Here are some concepts relevant to understanding God as Christians do:

Aseity -- self-existence. God is pure actuality with zero potential. He cannot be anything other than He is. All other beings have actuality and potential and are contingent. Humans endure a state of progressive actualization.

Simplicity -- God is absolutely simple and indivisible. Simpler than a hydrogen atom. No "parts" or divisibility, yet a living being.

Necessity -- God is a necessary being. Not being contingent, he has no potential for non-existence.

Immutability -- unchangeability; change implies unactualized potential and is a tensed (time-dependent) concept.

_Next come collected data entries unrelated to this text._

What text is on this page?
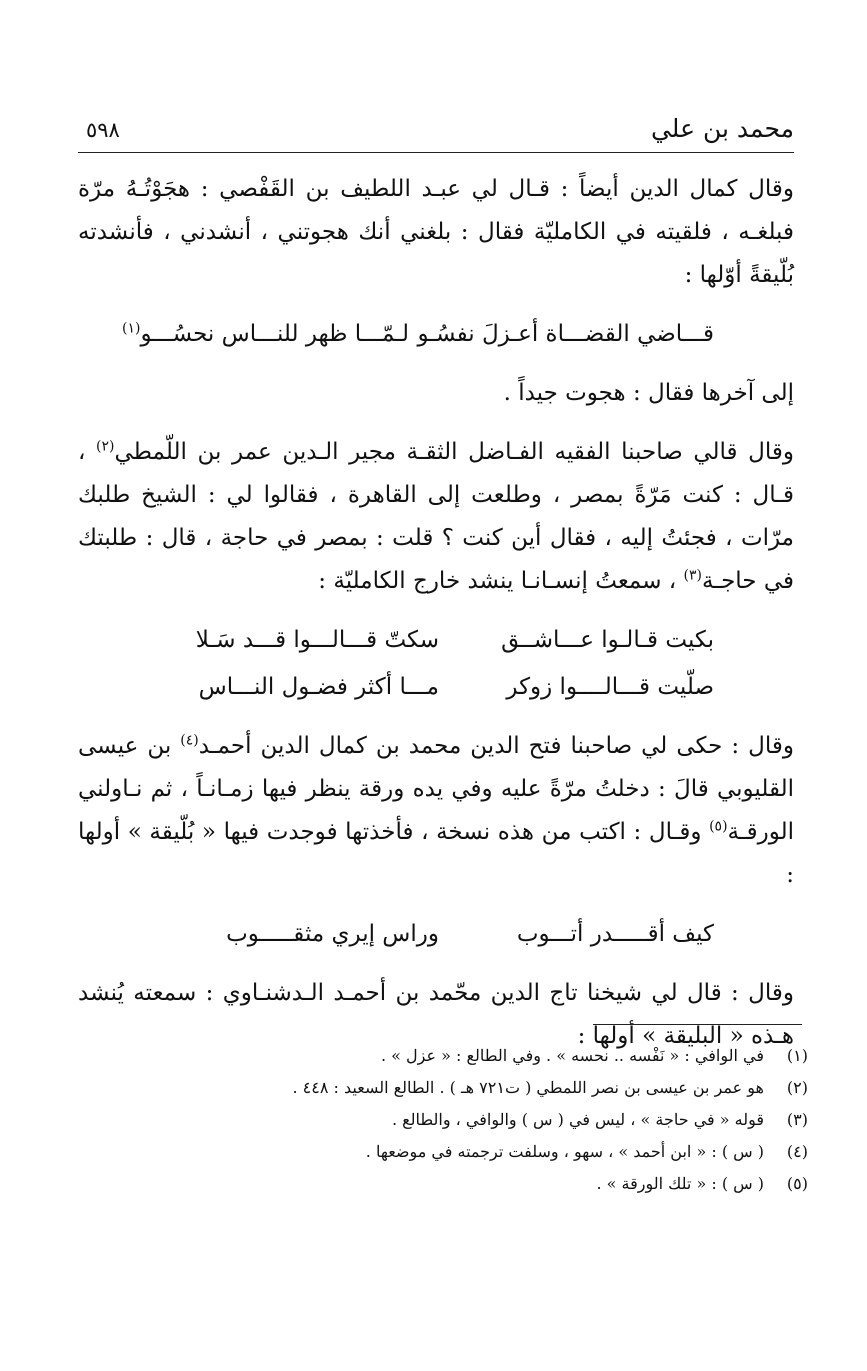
محمد بن علي
٥٩٨

وقال كمال الدين أيضاً : قـال لي عبـد اللطيف بن القَفْصي : هجَوْتُـهُ مرّة فبلغـه ، فلقيته في الكامليّة فقال : بلغني أنك هجوتني ، أنشدني ، فأنشدته بُلّيقةً أوّلها :

قـــاضي القضـــاة أعـزلَ نفسُـو
لـمّـــا ظهر للنـــاس نحسُـــو$^{(١)}$

إلى آخرها فقال : هجوت جيداً .

وقال قالي صاحبنا الفقيه الفـاضل الثقـة مجير الـدين عمر بن اللّمطي$^{(٢)}$ ، قـال : كنت مَرّةً بمصر ، وطلعت إلى القاهرة ، فقالوا لي : الشيخ طلبك مرّات ، فجئتُ إليه ، فقال أين كنت ؟ قلت : بمصر في حاجة ، قال : طلبتك في حاجـة$^{(٣)}$ ، سمعتُ إنسـانـا ينشد خارج الكامليّة :

بكيت قـالـوا عـــاشــق
سكتّ قـــالـــوا قـــد سَـلا
صلّيت قـــالــــوا زوكر
مـــا أكثر فضـول النـــاس

وقال : حكى لي صاحبنا فتح الدين محمد بن كمال الدين أحمـد$^{(٤)}$ بن عيسى القليوبي قالَ : دخلتُ مرّةً عليه وفي يده ورقة ينظر فيها زمـانـاً ، ثم نـاولني الورقـة$^{(٥)}$ وقـال : اكتب من هذه نسخة ، فأخذتها فوجدت فيها « بُلّيقة » أولها :

كيف أقـــــدر أتـــوب
وراس إيري مثقـــــوب

وقال : قال لي شيخنا تاج الدين محّمد بن أحمـد الـدشنـاوي : سمعته يُنشد هـذه « البليقة » أولها :

(١)
في الوافي : « نَفْسه .. نحسه » . وفي الطالع : « عزل » .
(٢)
هو عمر بن عيسى بن نصر اللمطي ( ت٧٢١ هـ ) . الطالع السعيد : ٤٤٨ .
(٣)
قوله « في حاجة » ، ليس في ( س ) والوافي ، والطالع .
(٤)
( س ) : « ابن أحمد » ، سهو ، وسلفت ترجمته في موضعها .
(٥)
( س ) : « تلك الورقة » .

Eternal -- God exists outside of time and space. He is aware of the universe's past, present and future simultaneously and eternally. Eternity does not mean "endless time", but the absence of time. God is aware of all places and times at once and directly, without intermediary agents. From God's point of view, the universe was never created, it is eternal. It is created only as seen from the point of view of beings in time. Time is the progressive actualization of things with potentiality.

The universe is neither small nor large to God; these are intrinsically spatial terms relevant only to creatures in space. Carl Sagan's observation that there must be alien life otherwise the "universe would be a waste of space" imposes human perceptions on God. 12 billion light years or the nucleus of an atom -- neither large nor small to God because he is not similarly dimensioned.

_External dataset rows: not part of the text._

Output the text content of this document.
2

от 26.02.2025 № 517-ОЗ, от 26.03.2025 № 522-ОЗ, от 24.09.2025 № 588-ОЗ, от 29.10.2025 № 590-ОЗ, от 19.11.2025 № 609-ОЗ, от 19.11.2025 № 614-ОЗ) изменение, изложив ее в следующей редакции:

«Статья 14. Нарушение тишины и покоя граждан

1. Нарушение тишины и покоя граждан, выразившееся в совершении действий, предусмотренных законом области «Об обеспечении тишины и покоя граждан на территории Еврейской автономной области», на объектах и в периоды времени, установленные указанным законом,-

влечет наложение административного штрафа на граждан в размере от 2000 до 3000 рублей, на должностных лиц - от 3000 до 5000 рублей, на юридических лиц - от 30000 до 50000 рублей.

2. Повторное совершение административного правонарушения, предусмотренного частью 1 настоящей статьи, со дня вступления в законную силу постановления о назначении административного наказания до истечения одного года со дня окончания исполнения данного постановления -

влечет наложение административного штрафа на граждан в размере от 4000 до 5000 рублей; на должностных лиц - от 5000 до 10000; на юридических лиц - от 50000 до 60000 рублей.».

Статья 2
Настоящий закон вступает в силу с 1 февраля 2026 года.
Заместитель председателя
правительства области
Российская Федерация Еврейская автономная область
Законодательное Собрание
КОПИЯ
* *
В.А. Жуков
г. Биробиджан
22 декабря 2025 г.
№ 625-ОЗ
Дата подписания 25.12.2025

One of the most common problems in the book is to phrase the discussion using words that have subtle spatial and tensed meanings -- the paradox is drawn by mixing concepts improperly.

Relatability -- God, as eternal and unchanging, is not dependent on anything. Everything else is defined relative to Him. When the Bible speaks of God's "anger" being kindled, it is a clarifying anthropomorphism describing the result of people changing relative to God. Biblical Hebrew had 3000 words to choose from to communicate subtle concepts across thousands of years. It does so very well to the careful reader, but moderns prefer not to understand.

When you strike a match, the match moves while something else doesn't. Similarly, people change their position/potential with respect to God who doesn't change. Sort of like holding a glass upside down under a waterfall, saying it is empty, then turning it up and, as it fills, claiming turning the glass over "turned on" the waterfall. The waterfall is the same, your position has changed relative to it. So it goes with God's seeming "changes".

The history, basis, reasoning and analysis of these issues is fascinating. Those interested in "Paradoxes of God" might want to look into the real deal. Theological students at conservative seminaries might enjoy this book for the light-recreation of picking it apart in late night bull sessions. Of course liberal seminaries would adopt it as a text.

An apparent paradox is one way of saying you don't understand the subject. Science has learned this over and over. Hopefully the author's "science of omniscience" will too. -- archimedes_tritium.